London, Jan. 30 (Reuters): British Prime Minister Tony Blair’s trust ratings have slumped despite his emphatic victory over the BBC in a long-running feud over Iraq, opinion polls showed today.

As ousted BBC head Greg Dyke hit back at a judge’s report which lambasted the broadcaster over its reporting, analysts noted the government’s satisfaction at its win did not seem to be shared by the voting public.

“Tony Blair and other ministers may imagine they are now in the clear but a substantial majority of the public takes a different view,” said Anthony King, professor of government at Essex University.

Hutton castigated the BBC and cleared the government over the suicide last year of Iraq weapons expert David Kelly, plunging the corporation into the biggest crisis in its 82-year history. “A dispassionate judge has looked at the facts and made his judgment on the facts and that is where the matter should rest,” Blair’s spokesman said.

But opinion polls in three newspapers today and accusations of a whitewash suggested there may yet be a political price to pay. An ICM poll in the Guardian showed Blair’s trust rating down two points at minus 17 and that support for the invasion of Iraq to counter the threat of still unfound chemical and biological weapons had fallen six points in a week to 47 per cent.

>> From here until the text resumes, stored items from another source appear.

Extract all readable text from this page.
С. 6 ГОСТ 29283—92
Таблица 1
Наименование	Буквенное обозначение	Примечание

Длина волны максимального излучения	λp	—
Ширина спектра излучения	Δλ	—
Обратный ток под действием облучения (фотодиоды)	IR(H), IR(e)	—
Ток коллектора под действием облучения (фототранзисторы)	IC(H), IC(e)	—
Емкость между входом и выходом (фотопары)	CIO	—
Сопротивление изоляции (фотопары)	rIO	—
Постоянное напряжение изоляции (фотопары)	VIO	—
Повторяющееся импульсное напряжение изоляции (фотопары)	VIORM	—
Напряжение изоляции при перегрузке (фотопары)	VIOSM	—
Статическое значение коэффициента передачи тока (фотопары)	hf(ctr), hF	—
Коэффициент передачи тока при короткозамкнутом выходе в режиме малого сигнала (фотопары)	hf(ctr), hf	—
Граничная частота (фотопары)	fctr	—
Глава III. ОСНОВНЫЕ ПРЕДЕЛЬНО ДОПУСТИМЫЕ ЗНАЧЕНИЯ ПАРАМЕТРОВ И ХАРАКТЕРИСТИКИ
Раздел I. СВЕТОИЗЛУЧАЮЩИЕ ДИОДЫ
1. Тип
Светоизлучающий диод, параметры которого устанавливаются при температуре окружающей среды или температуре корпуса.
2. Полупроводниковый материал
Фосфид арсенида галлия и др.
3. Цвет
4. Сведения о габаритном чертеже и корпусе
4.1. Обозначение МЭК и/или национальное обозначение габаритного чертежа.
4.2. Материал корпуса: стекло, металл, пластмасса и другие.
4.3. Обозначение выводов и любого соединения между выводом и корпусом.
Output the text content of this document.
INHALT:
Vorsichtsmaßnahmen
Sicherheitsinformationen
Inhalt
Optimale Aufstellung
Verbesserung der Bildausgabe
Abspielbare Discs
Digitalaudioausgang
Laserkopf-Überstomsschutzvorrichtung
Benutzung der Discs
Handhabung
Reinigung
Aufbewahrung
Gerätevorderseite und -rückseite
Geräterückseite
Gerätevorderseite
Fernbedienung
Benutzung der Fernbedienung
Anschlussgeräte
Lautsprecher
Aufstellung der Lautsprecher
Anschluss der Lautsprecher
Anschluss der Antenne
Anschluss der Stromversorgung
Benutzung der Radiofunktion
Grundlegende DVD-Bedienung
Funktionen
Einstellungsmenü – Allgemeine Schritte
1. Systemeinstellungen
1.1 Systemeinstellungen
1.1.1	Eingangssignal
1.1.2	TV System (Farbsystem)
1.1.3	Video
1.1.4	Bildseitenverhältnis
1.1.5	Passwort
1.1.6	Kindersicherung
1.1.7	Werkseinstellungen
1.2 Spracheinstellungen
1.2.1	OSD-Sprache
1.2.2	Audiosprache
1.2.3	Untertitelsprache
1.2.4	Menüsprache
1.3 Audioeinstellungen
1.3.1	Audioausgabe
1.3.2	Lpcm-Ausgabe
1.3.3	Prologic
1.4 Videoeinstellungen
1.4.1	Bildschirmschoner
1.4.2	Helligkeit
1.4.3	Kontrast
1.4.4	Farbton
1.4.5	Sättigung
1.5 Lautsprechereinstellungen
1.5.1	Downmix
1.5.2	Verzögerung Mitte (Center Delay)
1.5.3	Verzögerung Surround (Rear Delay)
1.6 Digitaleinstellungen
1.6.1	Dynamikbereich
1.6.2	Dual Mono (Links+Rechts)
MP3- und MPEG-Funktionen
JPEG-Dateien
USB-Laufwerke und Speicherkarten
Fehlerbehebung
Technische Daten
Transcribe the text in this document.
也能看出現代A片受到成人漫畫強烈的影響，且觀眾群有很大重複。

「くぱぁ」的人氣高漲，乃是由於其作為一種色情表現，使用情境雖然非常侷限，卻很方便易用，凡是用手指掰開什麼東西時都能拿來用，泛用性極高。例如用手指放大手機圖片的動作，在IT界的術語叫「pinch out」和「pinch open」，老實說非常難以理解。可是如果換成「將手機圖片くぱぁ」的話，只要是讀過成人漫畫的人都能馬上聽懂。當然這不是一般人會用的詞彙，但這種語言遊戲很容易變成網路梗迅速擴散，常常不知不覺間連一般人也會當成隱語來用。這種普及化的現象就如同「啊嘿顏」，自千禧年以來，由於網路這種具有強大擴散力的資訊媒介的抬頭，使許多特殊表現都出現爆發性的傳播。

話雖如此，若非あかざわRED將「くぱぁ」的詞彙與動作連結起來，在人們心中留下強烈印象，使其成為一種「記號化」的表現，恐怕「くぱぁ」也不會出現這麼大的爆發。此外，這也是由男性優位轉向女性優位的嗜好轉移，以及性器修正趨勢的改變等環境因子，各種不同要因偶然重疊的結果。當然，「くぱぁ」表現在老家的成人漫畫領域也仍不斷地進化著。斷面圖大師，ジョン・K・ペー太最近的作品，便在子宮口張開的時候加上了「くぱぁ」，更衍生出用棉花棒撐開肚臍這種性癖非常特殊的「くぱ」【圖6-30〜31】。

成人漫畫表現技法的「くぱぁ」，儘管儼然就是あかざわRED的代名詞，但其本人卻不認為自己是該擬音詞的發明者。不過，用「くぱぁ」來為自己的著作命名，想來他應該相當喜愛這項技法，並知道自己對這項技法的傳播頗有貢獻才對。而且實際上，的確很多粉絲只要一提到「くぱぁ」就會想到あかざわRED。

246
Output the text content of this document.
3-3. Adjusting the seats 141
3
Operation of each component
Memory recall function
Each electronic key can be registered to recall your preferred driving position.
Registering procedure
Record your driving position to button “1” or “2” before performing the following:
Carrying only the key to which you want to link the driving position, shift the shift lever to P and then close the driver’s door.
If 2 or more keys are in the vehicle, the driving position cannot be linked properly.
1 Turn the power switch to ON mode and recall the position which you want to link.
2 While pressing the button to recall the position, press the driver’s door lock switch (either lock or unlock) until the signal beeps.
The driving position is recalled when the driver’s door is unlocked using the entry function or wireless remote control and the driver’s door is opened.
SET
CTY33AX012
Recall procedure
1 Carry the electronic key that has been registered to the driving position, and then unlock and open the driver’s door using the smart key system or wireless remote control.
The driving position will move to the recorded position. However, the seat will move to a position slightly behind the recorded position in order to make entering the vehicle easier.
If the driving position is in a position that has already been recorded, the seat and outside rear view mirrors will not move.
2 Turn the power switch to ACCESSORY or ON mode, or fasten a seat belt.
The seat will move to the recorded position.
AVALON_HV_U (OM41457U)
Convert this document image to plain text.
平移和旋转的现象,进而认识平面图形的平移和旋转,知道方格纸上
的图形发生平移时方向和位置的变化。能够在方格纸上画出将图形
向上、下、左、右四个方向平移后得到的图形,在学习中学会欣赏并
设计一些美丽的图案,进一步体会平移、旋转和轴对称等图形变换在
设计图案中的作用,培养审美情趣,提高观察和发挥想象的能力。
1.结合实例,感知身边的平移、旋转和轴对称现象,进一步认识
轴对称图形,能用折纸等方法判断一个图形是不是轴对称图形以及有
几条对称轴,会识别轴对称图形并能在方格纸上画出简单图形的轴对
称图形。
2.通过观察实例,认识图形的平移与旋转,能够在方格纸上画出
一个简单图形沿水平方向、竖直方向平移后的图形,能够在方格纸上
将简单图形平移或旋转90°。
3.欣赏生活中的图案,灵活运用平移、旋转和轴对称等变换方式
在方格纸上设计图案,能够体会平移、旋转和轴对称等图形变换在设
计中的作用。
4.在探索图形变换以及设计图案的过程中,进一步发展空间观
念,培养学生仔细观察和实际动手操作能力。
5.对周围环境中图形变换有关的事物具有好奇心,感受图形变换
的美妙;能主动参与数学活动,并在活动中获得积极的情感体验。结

A Populus poll in the Times indicated public trust in both Blair and the BBC had fallen almost equally and a YouGov survey for the Daily Telegraph showed 52 per cent of their sample thought Blair had behaved improperly.

“The poll figures... do give rise to very considerable concern, I think, among everybody involved in political life,” said senior government minister Lord Falconer. Kelly killed himself last July after being named as the source of the BBC’s claim the government knowingly exaggerated the threat posed by Iraq — triggering a fierce battle between the government and the broadcaster. Blair's foes, many commentators and large parts of the public were bewildered at the wholesale bill of health Hutton handed the government compared with his censure of the BBC.

“He’s given the benefit of judgment to virtually everyone in the government and to no one at the BBC,” Dyke said. Hutton's report came a day after Blair narrowly averted parliamentary defeat on a key education bill, seeing him through a two-day period that had threatened his political future.